When I'm finally able to, I follow his instructions, before releasing a long breath. It actually works helping me calm down the thundering beats of my heart.

"Right there," He praises with a soft kiss to my head. "You're doing so good, baby."

Once the anxiety attack slowly stops, all I am left with is red puffs eyes, and still shaking hands.

My boyfriend has his arms around me, comforting me as well as he can, and I love him so much for it. But I know it's time to give him answers about who called me.

I sit up, and let him untangle me from his embrace, then clear my dry throat.

Better rip the bandage off in one shot, right ? "That was my rapist. That's who called."

I witness a hundred emotions go through his expression, but the most prominent one is anger.

No, not anger. Fury. Red, hot, raw fury.

He squeezes his fists so tight his knuckles turn white, and I can literally see him struggling for self-control.

He growls, "Give me that phone back."

Oh boy, I've never seen him so angry before.

I have no idea how I should act, at the moment. I'm so damn lost and I can't seem to find the way back. I don't know what else to do, so I silently hand my cellular back to him. He snatches it from me and manages to unlock it. Before he can call the number back, I put a hand on his arm to stop him.

"Don't put it on speaker. I- I can't hear his voice again."

It's the truth. I don't think I can handle another panic attack, because of how draining this one has been.

Pain and real sadness flashes through his eyes, but it's replaced by that early anger in the blink of an eye.

He clicks, and brings the phone to his ears.

Mr. Brown answers right away.

Mr. Brown. I haven't said his name in my mind in a fucking long time, just because my trauma made me dissociate his identity with the abuse he was executing on me. In my broken mind, he was only my rapist, no one else.

The breath is knocked out of my lungs, when Milo's features twist in pure disgust and lethal rage at what the monster he's speaking to is probably saying.

"What the fuck do you want from my girlfriend ?"

A pause, where he listens to his interlocutor.

"I will fucking end you for what you've done to her ! Do you hear me ? You're done with. I swear to God that if I see you I will fucking kill you."

My heart skips its next beats. I don't know what the hell I expected him to say, but that was definitely not this.

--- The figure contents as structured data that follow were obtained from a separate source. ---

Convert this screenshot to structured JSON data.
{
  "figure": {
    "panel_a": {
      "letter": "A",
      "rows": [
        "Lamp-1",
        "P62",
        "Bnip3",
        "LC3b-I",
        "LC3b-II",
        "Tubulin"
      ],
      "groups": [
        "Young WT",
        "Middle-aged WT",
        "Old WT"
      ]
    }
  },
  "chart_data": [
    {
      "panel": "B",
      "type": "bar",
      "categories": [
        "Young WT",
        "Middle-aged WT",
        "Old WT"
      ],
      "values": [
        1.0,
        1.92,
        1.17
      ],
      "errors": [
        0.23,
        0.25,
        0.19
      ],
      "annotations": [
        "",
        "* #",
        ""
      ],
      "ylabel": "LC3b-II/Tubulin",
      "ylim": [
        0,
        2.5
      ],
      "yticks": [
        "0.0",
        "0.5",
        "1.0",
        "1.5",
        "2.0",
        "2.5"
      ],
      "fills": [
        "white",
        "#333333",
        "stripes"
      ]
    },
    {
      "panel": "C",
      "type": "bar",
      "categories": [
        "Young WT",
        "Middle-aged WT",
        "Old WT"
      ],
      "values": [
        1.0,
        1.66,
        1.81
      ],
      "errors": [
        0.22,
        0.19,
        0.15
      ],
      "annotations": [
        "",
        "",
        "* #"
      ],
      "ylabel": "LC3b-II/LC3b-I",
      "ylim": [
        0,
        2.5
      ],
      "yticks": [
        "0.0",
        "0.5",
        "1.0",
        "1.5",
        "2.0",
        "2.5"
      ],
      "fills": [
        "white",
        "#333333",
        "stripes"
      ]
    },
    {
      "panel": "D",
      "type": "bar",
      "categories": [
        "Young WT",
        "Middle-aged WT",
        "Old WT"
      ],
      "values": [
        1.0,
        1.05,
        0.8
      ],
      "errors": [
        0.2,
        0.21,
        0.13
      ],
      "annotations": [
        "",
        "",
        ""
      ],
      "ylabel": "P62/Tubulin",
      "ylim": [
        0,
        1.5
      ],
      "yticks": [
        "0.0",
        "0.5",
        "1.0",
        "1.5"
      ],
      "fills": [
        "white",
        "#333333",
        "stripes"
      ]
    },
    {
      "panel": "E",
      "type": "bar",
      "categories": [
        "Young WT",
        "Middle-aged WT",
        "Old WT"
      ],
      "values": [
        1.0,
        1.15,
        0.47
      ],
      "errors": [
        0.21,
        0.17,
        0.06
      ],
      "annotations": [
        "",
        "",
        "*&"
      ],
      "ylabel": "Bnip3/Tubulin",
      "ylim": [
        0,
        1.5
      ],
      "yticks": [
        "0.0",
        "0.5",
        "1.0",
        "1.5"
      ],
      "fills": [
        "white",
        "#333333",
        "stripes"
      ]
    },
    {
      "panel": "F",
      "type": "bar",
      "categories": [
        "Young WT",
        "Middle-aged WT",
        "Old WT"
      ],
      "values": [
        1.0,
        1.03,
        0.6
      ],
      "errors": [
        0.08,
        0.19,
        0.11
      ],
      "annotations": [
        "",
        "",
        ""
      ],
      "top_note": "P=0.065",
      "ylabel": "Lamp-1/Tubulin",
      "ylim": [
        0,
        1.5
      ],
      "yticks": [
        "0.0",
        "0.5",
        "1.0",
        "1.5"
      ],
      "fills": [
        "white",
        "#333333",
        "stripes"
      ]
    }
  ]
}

Another long minute where Milo only seems to get angrier, and I can't help but chew on my nails to keep from fidgeting.

"You're a pussy ! You're a fucking pussy for thinking you can get away with this ! I promise you'll end up behind bars, and I never break my promises !" I try not to flinch when he screams at the phone, before furiously hanging up.

He takes some time to catch his breath, and to calm himself down to look at me.

And I think it's when I realize that he's doing it for me. He doesn't want to unleash his anger on me, eventually make me feel bad. It is also at this moment that how much love I have for me strikes me, even harder than the slap reality gave me earlier. I want to spend the rest of my life with him. My best-friend in the entire world.

When Milo lastly raises his eyes, and meets mine, I am shocked.

He has a victorious, evil smirk on his face.

I don't even need to speak to ask him what's going on.

"Tell your parents to send you their best attorney's contact. I just got this fucker's confession on record."